While Chapter 11 helps companies deal with their debt through restructuring, many companies are unable to raise or borrow the capital needed to execute a reorganization plan to where they become fully operational. That’s where Debtor in Possession (DIP) financing under restructuring comes in as a source of financing available under bankruptcy laws designed specifically for companies in financial distress.
What Exactly is DIP Financing Under Restructuring?

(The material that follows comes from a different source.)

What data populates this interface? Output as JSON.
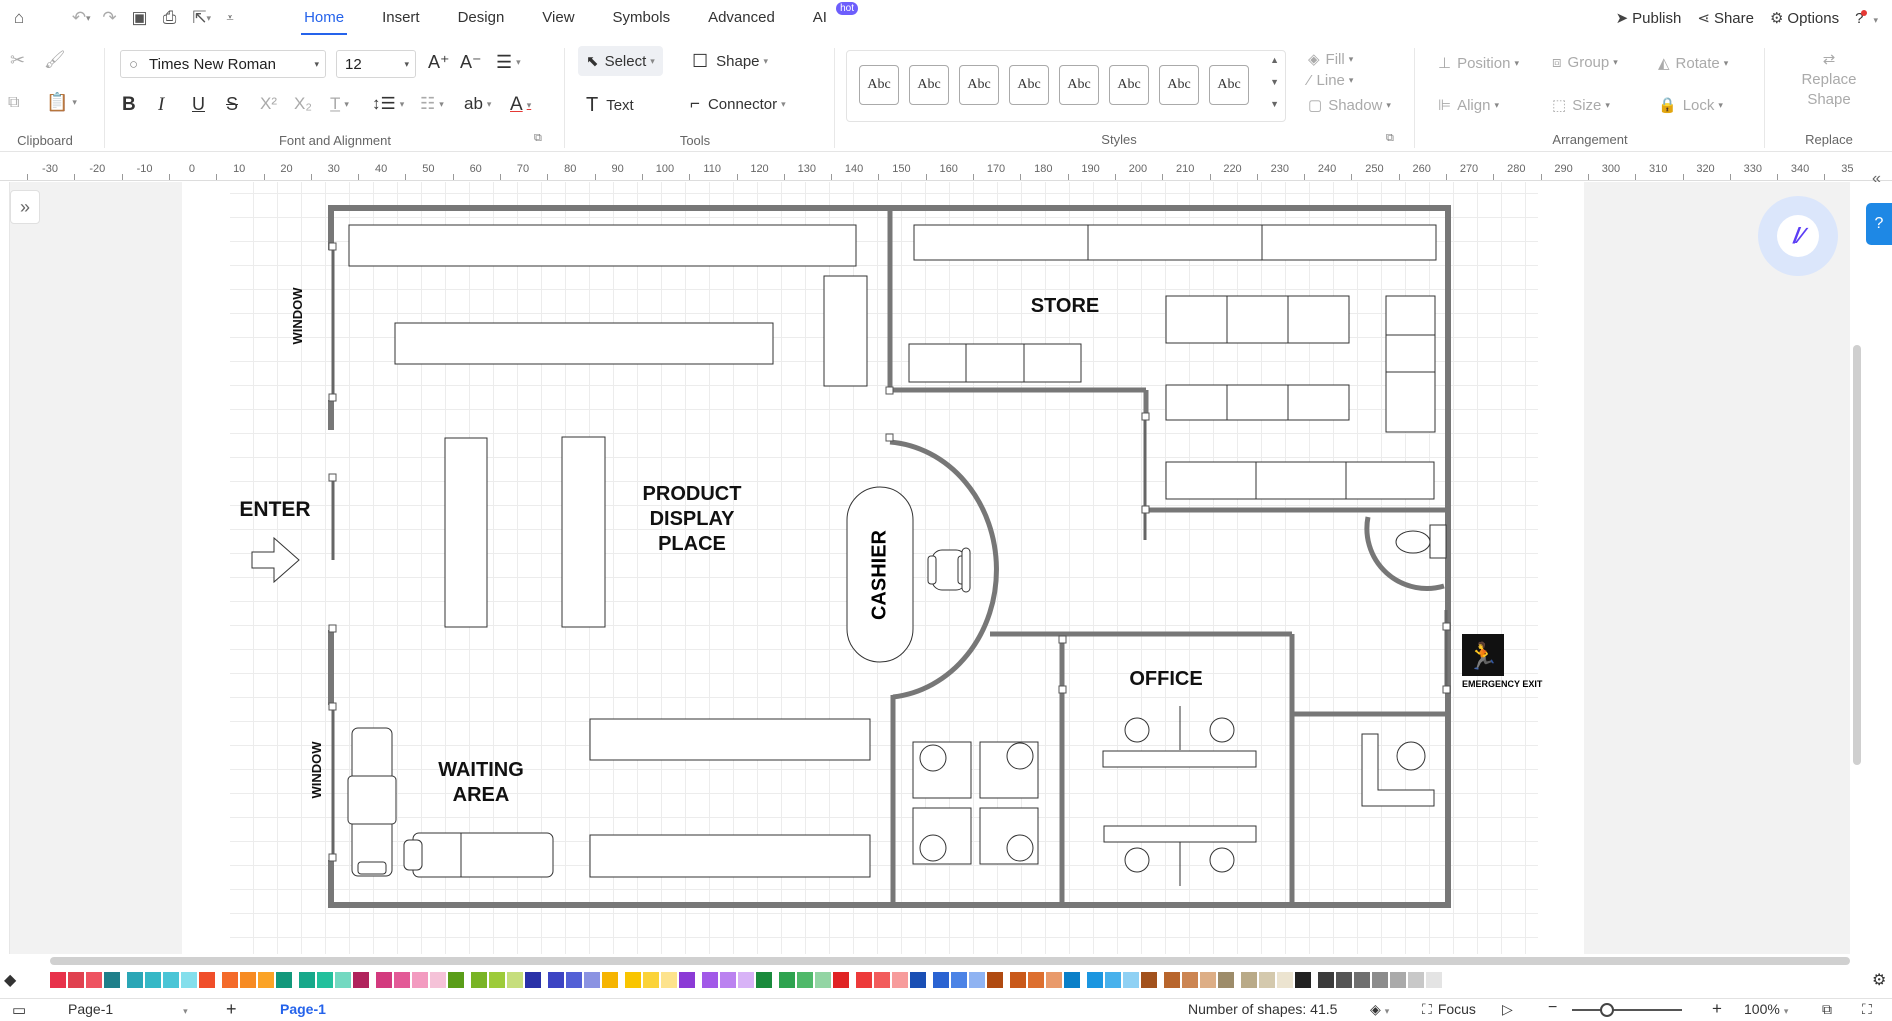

The term “Debtor in Possession” is derived from the understanding that, even if a company is in bankruptcy, the management and board of directors still retain possession of the company so they can operate it through restructuring. Companies in DIP status are afforded the opportunity to obtain special financing specifically allowed under bankruptcy laws, which can be used as part of their plan to turn themselves around. DIP financing is not available to companies that intend to liquidate. Rather it is only available to companies deemed to have a viable reorganization plan with a solid chance of emerging from bankruptcy fully and profitably operational.
Lenders often view DIP financing as an attractive opportunity because of the special treatment DIP loans receive under U.S. bankruptcy law, which gives DIP creditors senior lien position. Their downside is further limited due to the fact that they are working with a company that has had its debt restructured or eliminated. Should the reorganization fail, forcing the company to liquidate, DIP creditors are repaid before other creditors. Ironically, it is highly unlikely that a lender that commits to a DIP loan would make loan commitment to the same company had it not filed for bankruptcy.
In some cases, a company’s senior debt holder or primary lender will take the lead in providing DIP financing because it ensures they retain senior position. However, where a current lender does not step in, there are other lenders that will under the right circumstances.
How Does DIP Financing Work?
Although any company in bankruptcy or in the process of restructuring debt can seek DIP financing, it must first seek approval from the Bankruptcy Court. The process for obtaining a DIP loan is guided by the law which has established strict requirements.
• Assets pledged by the company as collateral must be sufficient to cover the loan.
• The DIP lender assumes a first priority security interest in the collateral.
• The company’s reorganization plan and budget must be approved by the court.
• Companies with existing secured loans that want to borrow on a secured basis must obtain consent to the new loan from the existing lender or prove to the court that it will be adequately protected.
• DIP loans approved by the court are not subject to legal challenge.
For the company to emerge from Chapter 11, it needs to pay off its DIP loan or convert it to into an existing facility that can be repaid to the satisfaction of senior secured lenders. Alternatively, the lender may offer the option to convert the DIP loan into equity.
How Much Does DIP Financing Cost?
In most cases, DIP loan interest rates are established based on the prime market rate with a premium added. DIP lenders can charge additional fees on top of interest charges. Although DIP financing is more expensive than conventional financing, it is in the interest of the DIP lender to make the loan terms manageable for the company to ensure a successful outcome.
For companies in financial distress, debt restructuring under Chapter 11 offers the opportunity to breathe new life into the business. However, efforts to successfully reorganize and emerge as a viable enterprise often fall short due to a lack of capital. DIP financing, which is baked into bankruptcy law, can be the essential source of capital a company needs when investment or conventional financing is unavailable.